While it all looks very good so far, there are a few serious concerns
that I have. First is that 3dfx does not allow an adjustment in the amount
of compression used. It is pre-calculated so an exact amount of compression
is used for every texture. So a 32-bit texture will have 8x compression,
a 24-bit 4x and a 16-bit 2X. Because they are unchangeable, any image
quality loss resulting from the compression will present and the same
on every texture. Normally a game developer can adjust the amount of compression
used to fit their needs, but 3dfx isn't allowing this. On the fortunate
side of things, unless you really look close (perhaps even to the point
of zooming... I haven't seen it in a game yet so I can't accurately comment)
you won't likely notice the loss. However, it should be noted there that
while allowing the rate of compression has its advantages, there are also
problems with it. Basically, having a fixed compression ratio is good
since it means that you know exactly how to find all texel data. Variable
compression algorithms can result in major trouble in finding a specific
texel inside the compressed data. 3D accelerators access textures on a
per texel level (you might need one texel and not one around it). In general,
texture compression is based on pallets so they are always fixed.
An issue that concerns me even more is developer support. While 3dfx is
quick to point out that it is free to anyone and is cross-platform, I
still wonder if FXT1 will really catch on. S3TC has been out for about
a year now and support is just now developing. Will FXT1 have the same
problem? It has to be figured that the developers who are now supporting
S3TC/DXTn will not be so quick to jump on the FXT1 bandwagon, even with
the advantages it brings. And beyond that, if you consider that no other
chip maker has support nor is planning support (this is based on the fact
that FXT1 is just being announced) and that there will be some time before
support develops, even more questions come up. Really one of these is
the issue of a compression platform. There is a very strong chance that
S3TC will become that platform of choice simply based on the fact that
it has been around for a year longer than FXT1. While I'm not saying this
will be the case, I'm simply stating it as a possibility.

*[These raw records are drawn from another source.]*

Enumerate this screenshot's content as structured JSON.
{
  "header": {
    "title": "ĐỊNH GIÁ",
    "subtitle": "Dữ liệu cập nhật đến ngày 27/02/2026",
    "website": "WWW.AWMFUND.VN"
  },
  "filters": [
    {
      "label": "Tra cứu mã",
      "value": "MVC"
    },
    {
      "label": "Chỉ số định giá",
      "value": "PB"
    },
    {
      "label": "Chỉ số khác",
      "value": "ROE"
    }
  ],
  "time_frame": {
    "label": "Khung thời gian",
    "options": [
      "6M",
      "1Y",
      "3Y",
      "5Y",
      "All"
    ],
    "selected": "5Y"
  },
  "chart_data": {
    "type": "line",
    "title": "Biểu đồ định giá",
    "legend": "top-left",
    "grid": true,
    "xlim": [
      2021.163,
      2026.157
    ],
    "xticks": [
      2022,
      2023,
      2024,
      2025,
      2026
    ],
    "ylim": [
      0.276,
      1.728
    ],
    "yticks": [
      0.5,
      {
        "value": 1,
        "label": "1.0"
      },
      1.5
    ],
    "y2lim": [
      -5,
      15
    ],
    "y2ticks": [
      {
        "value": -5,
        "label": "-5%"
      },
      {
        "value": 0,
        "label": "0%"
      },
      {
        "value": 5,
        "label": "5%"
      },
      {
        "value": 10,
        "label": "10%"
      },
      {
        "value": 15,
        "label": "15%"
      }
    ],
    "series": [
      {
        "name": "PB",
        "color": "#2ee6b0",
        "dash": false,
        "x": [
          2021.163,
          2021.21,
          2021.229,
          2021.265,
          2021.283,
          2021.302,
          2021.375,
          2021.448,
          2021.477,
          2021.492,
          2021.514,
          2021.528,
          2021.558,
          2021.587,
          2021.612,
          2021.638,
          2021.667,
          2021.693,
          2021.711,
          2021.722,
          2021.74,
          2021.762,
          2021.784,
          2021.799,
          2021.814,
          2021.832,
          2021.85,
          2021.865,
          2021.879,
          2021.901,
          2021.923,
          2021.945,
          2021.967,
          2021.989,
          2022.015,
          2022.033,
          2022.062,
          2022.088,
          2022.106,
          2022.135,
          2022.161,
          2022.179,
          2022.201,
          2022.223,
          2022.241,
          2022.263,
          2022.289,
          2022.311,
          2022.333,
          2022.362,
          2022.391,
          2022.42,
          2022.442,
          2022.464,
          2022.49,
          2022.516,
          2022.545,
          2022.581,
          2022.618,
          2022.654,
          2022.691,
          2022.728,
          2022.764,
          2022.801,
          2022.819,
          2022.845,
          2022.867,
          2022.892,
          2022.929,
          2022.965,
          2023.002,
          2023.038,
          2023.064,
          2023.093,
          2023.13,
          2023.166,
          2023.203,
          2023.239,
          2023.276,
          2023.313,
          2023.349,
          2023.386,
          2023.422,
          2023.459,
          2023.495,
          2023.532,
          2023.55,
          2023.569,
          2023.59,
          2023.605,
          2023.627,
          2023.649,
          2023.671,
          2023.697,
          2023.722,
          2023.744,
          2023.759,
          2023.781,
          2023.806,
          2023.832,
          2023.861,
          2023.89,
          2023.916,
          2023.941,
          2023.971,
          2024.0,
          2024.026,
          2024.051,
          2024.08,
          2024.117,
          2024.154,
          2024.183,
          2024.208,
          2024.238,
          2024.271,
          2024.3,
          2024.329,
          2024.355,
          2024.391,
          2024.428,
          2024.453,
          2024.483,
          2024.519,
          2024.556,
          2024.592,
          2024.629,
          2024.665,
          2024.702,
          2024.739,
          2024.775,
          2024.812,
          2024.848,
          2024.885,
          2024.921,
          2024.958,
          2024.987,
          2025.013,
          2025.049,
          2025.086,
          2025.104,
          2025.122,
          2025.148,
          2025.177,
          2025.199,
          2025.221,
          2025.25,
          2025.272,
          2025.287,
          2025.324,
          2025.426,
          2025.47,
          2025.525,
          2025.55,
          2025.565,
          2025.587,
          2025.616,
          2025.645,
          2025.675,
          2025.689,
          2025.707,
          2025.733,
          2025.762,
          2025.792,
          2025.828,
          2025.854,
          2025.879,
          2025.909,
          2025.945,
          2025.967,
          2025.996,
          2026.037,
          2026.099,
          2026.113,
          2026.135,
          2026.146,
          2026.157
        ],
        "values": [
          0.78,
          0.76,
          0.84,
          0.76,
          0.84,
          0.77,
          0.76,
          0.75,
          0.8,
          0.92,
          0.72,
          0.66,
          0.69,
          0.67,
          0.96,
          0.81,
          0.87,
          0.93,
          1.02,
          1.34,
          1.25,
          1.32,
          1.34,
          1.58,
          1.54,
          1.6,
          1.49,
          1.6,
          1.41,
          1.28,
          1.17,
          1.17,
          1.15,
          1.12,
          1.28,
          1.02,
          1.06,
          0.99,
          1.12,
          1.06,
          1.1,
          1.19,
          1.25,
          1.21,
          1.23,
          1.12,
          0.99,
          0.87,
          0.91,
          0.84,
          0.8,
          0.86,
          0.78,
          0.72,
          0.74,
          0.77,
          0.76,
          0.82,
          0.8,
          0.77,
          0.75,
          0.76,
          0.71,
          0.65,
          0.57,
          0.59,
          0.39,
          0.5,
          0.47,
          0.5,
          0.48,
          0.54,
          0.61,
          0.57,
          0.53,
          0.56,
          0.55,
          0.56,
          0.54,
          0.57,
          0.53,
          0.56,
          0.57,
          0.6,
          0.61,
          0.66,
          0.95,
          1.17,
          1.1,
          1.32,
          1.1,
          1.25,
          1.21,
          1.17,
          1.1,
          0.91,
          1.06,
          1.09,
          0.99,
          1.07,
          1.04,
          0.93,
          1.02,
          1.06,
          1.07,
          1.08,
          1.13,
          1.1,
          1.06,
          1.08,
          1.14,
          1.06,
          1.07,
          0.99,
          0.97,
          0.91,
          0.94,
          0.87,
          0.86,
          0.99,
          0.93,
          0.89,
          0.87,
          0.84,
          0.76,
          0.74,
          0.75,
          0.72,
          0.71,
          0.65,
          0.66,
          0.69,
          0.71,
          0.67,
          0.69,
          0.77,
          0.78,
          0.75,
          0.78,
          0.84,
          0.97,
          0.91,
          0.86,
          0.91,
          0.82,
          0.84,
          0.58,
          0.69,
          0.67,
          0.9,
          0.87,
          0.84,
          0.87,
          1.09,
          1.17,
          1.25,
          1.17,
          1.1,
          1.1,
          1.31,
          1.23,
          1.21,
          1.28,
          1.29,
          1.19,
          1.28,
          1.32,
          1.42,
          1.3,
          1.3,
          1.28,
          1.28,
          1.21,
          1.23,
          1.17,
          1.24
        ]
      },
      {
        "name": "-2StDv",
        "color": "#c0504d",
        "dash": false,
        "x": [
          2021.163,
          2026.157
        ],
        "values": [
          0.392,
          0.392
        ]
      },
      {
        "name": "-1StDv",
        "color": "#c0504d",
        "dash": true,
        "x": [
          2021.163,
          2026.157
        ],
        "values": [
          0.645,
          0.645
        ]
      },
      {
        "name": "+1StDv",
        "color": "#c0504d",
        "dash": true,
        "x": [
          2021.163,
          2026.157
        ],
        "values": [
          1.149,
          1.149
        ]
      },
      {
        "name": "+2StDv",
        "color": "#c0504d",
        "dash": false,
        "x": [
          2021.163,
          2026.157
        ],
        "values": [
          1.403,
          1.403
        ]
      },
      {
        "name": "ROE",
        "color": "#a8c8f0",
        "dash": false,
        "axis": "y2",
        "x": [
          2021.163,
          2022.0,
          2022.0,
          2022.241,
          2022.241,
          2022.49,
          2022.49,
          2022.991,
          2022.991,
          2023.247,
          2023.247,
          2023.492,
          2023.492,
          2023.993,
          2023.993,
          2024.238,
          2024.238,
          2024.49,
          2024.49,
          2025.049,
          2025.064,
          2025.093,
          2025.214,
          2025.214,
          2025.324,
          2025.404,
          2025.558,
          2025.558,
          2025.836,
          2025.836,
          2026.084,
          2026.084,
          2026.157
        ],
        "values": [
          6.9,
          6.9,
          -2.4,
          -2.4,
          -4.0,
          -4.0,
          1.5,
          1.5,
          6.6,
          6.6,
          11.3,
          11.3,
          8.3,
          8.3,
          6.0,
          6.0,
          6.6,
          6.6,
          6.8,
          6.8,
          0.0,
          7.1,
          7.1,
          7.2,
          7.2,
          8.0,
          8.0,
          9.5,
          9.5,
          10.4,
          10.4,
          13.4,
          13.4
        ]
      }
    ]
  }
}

Overall though, FXT1 looks interesting, though certainly not earth shattering. The question of developer support is really the big issue. Even so, FXT1 is certainly a technology that I hope both hardware and software developers will pickup on. Its so open that anyone can use it, and that is really the great thing. Really though, the most important thing is that some type of texture compression is used. Right now, FXT1 does seem to be the best solution though. I guess we'll just have to wait and see what happens.